Correct answer: (C) Rajiv Gandhi.
Zero-Based Budgeting was first applied in India during Prime Minister Rajiv Gandhi's tenure, in the 1986-87 budget period.
Explanation
Zero-Based Budgeting in India is linked to Rajiv Gandhi's tenure because it was introduced in 1986-87, when each budget item had to be justified from scratch rather than carried forward from the previous year's allocation. The Union Budget 1987-88 Budget Speech, Government of India confirms the Rajiv Gandhi budget context: it is the speech of Shri Rajiv Gandhi as Prime Minister and Minister of Finance, and it stresses that expenditure policy needed a thorough review rather than ad hoc, across-the-board cuts. That fits the logic of ZBB: departments cannot assume last year's spending base is automatically valid; they must defend the need and value of expenditure afresh.
Why the other options are wrong
- (A) Jawaharlal Nehru's period is associated in the question record with Five Year Plans, while ZBB's Indian introduction came much later, in 1986-87.
- (B) Morarji Desai's tenure does not match the 1986-87 timing given for the first application of ZBB in India.

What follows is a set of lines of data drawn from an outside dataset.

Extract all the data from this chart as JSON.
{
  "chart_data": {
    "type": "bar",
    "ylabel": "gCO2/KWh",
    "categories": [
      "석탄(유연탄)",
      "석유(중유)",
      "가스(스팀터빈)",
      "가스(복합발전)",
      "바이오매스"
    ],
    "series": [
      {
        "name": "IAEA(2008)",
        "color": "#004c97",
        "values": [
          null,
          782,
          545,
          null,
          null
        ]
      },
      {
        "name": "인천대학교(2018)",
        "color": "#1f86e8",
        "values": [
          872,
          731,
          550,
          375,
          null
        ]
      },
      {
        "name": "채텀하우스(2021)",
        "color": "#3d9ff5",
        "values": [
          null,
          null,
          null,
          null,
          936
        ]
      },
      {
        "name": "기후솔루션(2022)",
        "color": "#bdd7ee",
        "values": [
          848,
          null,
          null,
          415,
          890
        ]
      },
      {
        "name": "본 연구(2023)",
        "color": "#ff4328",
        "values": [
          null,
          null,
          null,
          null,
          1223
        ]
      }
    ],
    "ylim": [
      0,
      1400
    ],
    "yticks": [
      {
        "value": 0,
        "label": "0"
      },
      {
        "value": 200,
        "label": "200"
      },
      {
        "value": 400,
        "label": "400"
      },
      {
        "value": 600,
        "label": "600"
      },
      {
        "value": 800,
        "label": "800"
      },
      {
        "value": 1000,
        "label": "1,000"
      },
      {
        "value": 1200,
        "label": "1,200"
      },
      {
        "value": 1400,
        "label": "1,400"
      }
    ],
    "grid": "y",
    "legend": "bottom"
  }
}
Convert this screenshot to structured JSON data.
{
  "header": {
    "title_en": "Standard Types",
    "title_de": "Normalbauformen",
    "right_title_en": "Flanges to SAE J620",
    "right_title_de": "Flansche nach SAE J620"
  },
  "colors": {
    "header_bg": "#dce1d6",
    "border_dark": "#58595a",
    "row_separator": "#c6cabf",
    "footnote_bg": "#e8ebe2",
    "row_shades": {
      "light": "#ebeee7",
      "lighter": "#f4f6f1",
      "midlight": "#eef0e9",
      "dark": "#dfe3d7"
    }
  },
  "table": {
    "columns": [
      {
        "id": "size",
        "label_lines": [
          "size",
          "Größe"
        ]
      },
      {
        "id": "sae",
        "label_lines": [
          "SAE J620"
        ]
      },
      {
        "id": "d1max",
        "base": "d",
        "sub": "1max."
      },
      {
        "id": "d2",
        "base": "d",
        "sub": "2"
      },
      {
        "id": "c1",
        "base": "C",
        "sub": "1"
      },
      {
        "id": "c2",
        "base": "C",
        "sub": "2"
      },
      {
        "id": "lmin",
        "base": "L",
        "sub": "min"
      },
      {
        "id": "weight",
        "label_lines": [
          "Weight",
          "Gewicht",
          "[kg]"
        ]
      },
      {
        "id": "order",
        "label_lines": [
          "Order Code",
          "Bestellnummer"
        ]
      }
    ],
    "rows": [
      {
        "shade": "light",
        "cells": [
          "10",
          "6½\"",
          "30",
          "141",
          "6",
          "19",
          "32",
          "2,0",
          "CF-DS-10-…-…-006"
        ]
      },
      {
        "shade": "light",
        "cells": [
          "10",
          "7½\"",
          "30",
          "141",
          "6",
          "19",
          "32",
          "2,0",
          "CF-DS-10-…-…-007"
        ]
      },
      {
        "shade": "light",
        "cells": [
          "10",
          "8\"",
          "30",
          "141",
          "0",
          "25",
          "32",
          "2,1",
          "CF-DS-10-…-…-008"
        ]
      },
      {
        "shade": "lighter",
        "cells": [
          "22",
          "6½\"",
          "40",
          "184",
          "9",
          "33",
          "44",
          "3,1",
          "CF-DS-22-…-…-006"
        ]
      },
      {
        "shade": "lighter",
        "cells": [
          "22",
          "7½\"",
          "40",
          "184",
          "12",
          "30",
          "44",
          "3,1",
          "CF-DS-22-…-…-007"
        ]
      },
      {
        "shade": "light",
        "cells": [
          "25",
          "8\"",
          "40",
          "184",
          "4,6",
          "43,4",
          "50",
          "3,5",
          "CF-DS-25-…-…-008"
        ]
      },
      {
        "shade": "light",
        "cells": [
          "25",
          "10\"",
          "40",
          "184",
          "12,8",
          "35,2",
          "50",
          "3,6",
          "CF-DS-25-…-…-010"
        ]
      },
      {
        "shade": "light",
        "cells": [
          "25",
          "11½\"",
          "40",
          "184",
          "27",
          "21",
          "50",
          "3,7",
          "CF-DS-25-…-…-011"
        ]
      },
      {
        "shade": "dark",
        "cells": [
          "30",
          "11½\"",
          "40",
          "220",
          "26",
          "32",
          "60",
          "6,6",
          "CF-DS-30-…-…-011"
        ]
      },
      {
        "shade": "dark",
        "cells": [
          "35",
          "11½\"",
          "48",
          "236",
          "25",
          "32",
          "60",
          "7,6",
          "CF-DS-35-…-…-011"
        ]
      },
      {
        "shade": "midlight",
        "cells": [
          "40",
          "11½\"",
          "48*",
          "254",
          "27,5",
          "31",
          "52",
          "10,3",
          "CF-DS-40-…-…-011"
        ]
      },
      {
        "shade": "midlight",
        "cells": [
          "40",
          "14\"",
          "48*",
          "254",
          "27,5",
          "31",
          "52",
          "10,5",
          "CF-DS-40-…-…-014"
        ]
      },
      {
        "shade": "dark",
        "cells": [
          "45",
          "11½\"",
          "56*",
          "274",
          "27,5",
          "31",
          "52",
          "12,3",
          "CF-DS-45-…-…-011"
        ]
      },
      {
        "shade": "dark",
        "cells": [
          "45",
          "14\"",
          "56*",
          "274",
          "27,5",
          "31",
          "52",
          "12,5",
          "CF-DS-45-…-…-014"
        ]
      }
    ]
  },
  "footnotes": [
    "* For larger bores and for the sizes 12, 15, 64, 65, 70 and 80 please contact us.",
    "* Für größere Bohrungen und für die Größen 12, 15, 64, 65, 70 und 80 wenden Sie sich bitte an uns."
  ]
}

- (D) Indira Gandhi's government is not the period identified for ZBB; it is placed during Rajiv Gandhi's tenure in 1986-87.
Concept
This tests public finance reform, especially the difference between incremental budgeting and Zero-Based Budgeting. It recurs in RAS because budgeting methods connect fiscal discipline, expenditure review and administrative accountability.